It may seem a trivial thing, but the change in rhetoric marks a significant turning point in the ideological contest with radical Islam. That is because the war on terror has always been a conflict more rhetorical than real. There is, of course, a very real, very bloody military component in the struggle against extremist forces in the Muslim world, though one can argue whether the U.S. and allied engagements in Iraq, Afghanistan and beyond are an integral part of that struggle, a distraction from it or, worse, evidence of its subversion and failure. But to the extent that the war on terror has been posited, from the start, as a war of ideology -- a clash of civilizations -- it is a rhetorical war, one fought more constructively with words and ideas than with guns and bombs.
The truth is that the phrase "war on terror" has always been problematic, not just because "terror," "terrorism" and "terrorist" are wastebasket terms that often convey as much about the person using them as they do about the events or people being described, but because this was never meant to be a war against terrorism per se. If it were, it would have involved the Basque separatists in Spain, the Hindu/Marxist Tamil Tigers in Sri Lanka, the Maoist rebels in eastern India, Israeli ultranationalists, the Kurdish PKK, remnants of the Irish Republican Army and the Sikh separatist movements, and so on.

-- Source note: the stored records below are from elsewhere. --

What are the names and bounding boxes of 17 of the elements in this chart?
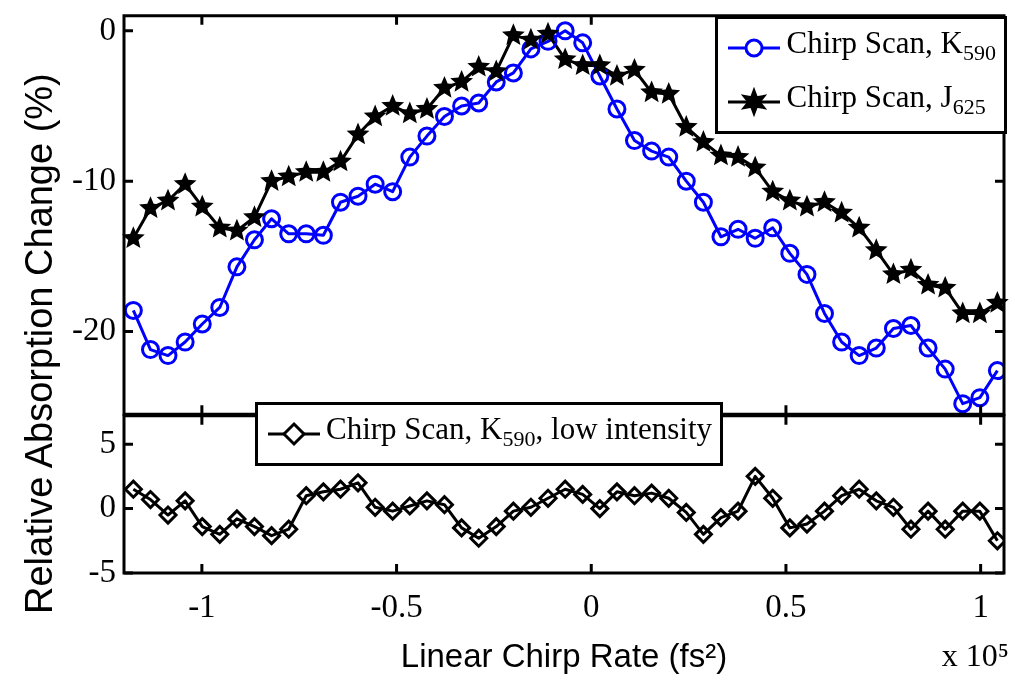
y-axis-title: Relative Absorption Change (%) [17,72,61,617]
x-tick-label: 0 [583,588,600,625]
x-tick-label: 1 [972,588,989,625]
text: x 10⁵ [941,637,1009,673]
y-tick-label: -10 [72,160,116,197]
y-tick-label: 5 [99,423,116,460]
x-axis-title: Linear Chirp Rate (fs²) [400,637,728,675]
x-tick-label: 0.5 [765,588,807,625]
legend-label: Chirp Scan, K$_{590}$, low intensity [326,410,713,454]
x-tick-label: -1 [188,588,216,625]
y-tick-label: -20 [72,311,116,348]
y-tick-label: -5 [88,552,116,589]
y-tick-label: 0 [99,488,116,525]
legend-label: Chirp Scan, J$_{625}$ [786,78,986,122]
y-tick-label: 0 [99,10,116,47]
x-tick-label: -0.5 [370,588,423,625]
legend-label: Chirp Scan, K$_{590}$ [786,24,996,68]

Rather, the war on terror, as conceived of by the Bush administration, was targeted at a particular brand of terrorism -- that employed exclusively by Islamic entities. Which is why the enemy in this ideological conflict was gradually and systematically expanded to include not just the people who attacked the U.S. on Sept. 11, 2001, and the organizations that supported them, but an ever-widening conspiracy of disparate groups, such as Hamas in Palestine, Hezbollah in Lebanon, the Muslim Brotherhood in Egypt, the clerical regime in Iran, the Sunni insurgency in Iraq, the Kashmiri militants, the Taliban and any other organization that declared itself Muslim and employed terrorism as a tactic.
According to the master narrative of the war on terror, these were a monolithic enemy with a common agenda and a shared ideology. Never mind that many of these groups consider one another to be a graver threat than they consider America, that they have vastly different and sometimes irreconcilable political yearnings and religious beliefs, and that, until the war on terror, many had never thought of the United States as an enemy. Give this imaginary monolith a made-up name -- say, "Islamofascism" -- and an easily recognizable enemy is created, one that exists not so much as a force to be defeated but as an idea to be opposed, one whose chief attribute appears to be that "they" are not "us."
By lumping together the disparate forces, movements, armies, ideas and grievances of the greater Muslim world, from Morocco to Malaysia; by placing them in a single category ("enemy"), assigning them a single identity ("terrorist"); and by countering them with a single strategy (war), the Bush administration seemed to be making a blatant statement that the war on terror was, in fact, "a war against Islam."
That is certainly how the conflict has been viewed by a majority in four major Muslim countries -- Egypt, Morocco, Pakistan and Indonesia -- in a worldpublicopinion.org poll in 2007. Nearly two-thirds of respondents said they believe that the purpose of the war on terror is to "spread Christianity in the region" of the Middle East.
Indeed, if the war on terror was meant to be an ideological battle against groups such as Al Qaeda for the hearts and minds of Muslims, the consensus around the globe seems to be that the battle has been lost.
A September 2008 BBC World Service survey of 23 countries, including Russia, Australia, Pakistan, Turkey, France, Germany, Britain, the U.S., China and Mexico, found that almost 60% of all respondents said the war on terror has either had no effect or that it has made Al Qaeda stronger. Forty-seven percent said they think that neither side was winning; 56% of Americans have that view.
It is time not just to abandon the phrase "war on terror" but to admit that the ideological struggle against radical Islam could never be won militarily. The battle for the hearts and minds of Muslims will take place not in the streets of Baghdad or in the mountains of Afghanistan but in the suburbs of Paris, the slums of East London and the cosmopolitan cities of Berlin and New York.
In the end, the most effective weapon in countering the appeal of groups such as Al Qaeda may be the words we use.
Reza Aslan is the author of "How To Win a Cosmic War: God, Globalization, and the End of the War on Terror."